London

Europe's attempt to build the world's most powerful particle accelerator was plunged into crisis this week as project managers admitted that it faces cost overruns of several hundred million dollars.

Running short: CERN may turn to its member states for the cash to finish the Large Hadron Collider. Credit: CERN

CERN, the European particle physics laboratory, where the Large Hadron Collider (LHC) is being built, will face years of budget cuts and belt-tightening as a result of the overruns, its management told staff. But this will cover only a fraction of the extra costs, and CERN is preparing to take the awkward step of asking its 20 member states to cover the rest.

Scheduled to open in 2006, the LHC is intended to be the world's next major high-energy physics facility.

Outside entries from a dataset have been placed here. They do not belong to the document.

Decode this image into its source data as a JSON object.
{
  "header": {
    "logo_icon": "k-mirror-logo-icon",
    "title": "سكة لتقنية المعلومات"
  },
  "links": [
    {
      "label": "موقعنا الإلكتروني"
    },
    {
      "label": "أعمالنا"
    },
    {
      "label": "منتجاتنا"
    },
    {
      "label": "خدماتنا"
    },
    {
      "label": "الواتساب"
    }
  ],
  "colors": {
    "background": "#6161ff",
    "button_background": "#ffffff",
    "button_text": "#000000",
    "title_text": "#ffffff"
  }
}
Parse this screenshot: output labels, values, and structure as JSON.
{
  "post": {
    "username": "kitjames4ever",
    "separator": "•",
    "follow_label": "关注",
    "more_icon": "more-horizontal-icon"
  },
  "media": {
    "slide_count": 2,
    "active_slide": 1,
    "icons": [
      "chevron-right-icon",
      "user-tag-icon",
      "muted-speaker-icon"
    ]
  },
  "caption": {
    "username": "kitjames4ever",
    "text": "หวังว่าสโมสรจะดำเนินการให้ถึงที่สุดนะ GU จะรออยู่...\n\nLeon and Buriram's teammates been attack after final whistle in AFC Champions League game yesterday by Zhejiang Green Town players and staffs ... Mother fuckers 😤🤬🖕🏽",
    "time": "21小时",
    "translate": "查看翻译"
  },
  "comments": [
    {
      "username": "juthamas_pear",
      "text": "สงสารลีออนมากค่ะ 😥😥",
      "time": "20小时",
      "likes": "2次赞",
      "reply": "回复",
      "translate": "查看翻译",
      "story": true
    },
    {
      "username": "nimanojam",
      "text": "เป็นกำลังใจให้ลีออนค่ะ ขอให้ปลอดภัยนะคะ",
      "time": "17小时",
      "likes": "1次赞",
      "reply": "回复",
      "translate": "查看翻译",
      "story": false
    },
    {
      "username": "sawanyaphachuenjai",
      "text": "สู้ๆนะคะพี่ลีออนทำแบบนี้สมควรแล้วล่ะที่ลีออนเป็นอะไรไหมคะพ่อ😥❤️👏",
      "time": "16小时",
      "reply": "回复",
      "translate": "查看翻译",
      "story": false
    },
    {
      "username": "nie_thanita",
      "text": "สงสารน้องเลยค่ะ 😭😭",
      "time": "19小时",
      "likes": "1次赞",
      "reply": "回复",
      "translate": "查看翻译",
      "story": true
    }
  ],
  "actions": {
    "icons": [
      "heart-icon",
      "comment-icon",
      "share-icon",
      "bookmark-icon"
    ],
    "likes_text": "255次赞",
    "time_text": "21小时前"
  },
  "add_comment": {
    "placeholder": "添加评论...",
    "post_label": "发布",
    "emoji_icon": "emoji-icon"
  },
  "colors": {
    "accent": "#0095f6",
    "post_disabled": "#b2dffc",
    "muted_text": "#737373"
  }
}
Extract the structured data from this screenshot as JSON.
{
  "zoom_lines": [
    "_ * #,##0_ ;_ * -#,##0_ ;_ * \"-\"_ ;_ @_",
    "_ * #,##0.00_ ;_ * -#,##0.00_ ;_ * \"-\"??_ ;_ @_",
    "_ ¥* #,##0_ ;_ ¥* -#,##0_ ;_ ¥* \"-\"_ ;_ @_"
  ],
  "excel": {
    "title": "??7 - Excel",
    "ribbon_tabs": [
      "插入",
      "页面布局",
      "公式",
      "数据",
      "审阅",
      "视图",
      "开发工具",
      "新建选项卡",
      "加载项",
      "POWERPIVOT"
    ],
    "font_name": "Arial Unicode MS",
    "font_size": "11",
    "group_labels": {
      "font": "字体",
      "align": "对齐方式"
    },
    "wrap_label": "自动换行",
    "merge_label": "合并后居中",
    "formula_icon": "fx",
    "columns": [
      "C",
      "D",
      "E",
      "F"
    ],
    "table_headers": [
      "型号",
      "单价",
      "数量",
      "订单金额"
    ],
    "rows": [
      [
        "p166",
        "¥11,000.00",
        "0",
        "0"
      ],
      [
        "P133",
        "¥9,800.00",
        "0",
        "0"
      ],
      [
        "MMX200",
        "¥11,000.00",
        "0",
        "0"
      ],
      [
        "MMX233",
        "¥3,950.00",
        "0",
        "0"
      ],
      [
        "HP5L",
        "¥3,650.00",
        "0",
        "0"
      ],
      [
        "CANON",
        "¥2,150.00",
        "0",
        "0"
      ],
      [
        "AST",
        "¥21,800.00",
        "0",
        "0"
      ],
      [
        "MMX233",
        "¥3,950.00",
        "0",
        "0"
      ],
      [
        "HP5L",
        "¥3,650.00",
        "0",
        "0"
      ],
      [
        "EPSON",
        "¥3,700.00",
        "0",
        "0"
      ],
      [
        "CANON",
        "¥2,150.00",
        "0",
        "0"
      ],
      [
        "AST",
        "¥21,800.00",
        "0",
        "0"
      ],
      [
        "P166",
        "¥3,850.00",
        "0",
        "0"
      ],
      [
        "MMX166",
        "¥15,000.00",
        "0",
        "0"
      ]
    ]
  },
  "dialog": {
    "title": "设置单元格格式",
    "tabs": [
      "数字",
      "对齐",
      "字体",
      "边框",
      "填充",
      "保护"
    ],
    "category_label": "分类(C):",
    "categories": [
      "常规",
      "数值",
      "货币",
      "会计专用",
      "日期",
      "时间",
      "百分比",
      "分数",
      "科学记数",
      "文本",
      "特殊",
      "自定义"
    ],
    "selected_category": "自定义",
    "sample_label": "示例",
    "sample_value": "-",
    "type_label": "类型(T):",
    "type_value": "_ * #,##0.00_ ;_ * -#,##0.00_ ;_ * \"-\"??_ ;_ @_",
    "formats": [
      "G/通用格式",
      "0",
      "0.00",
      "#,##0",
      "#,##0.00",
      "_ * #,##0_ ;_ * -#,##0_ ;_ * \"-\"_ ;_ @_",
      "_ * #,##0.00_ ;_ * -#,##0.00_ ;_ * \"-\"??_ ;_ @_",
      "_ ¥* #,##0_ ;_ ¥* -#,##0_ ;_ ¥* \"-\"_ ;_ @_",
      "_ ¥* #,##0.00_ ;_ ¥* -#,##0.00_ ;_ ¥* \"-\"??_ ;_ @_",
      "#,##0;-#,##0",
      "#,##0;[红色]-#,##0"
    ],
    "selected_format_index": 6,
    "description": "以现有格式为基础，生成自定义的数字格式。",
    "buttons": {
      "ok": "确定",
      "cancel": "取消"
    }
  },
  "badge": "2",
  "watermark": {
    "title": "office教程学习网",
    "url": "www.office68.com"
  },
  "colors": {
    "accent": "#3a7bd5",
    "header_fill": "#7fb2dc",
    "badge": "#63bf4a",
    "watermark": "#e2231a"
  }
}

But the technical challenge of designing and building the superconducting magnets needed to steer protons and ions through the LHC's accelerators has proven more difficult — and expensive — than CERN expected. Problems with such magnets contributed to the 1993 demise of the US Superconducting Supercollider.

CERN says that the higher costs of the magnets, together with greater installation and civil engineering costs, have put the core project some SFr480 million (US$300 million) over its original SFr2.6 billion budget. But scientists at CERN who have been briefed on the situation say it could cost at least SFr3.4 billion — SFr800 million more than initially planned — to get the LHC up and running. Prototype magnets already built have cost the laboratory about SFr150 million more than it expected, and some SFr220 million extra must also be found to install detectors and to pay for computers.

CERN now has until 7 November to come up with a rescue plan to present to its finance committee, made up of representatives from the European countries funding the facility. “The organization is reviewing various possible options including cuts in the scientific programme, reductions in spending within the organization, bank loans and extra contributions from member states,” says Neil Calder, a spokesman for CERN.

At a crisis meeting of staff and users on 1 October, CERN director-general Luciano Maiani said that the organization was aiming for 10% cost reductions across all divisions. “Basically we're looking at austerity measures over the next few years to pick up the slack,” says one CERN researcher.

Some researchers expressed unhappiness that they first learned of the problems from an article in a local newspaper. Their irritation is shared by the CERN member governments who are paying for the project.

A spokesman for the Particle Physics and Astronomy Research Council, which pays Britain's annual £65-million (US$96-million) subscription to CERN, says that the situation is “potentially very serious”. But he says he will wait for the November meeting before commenting on the possible implications for British physics and astronomy.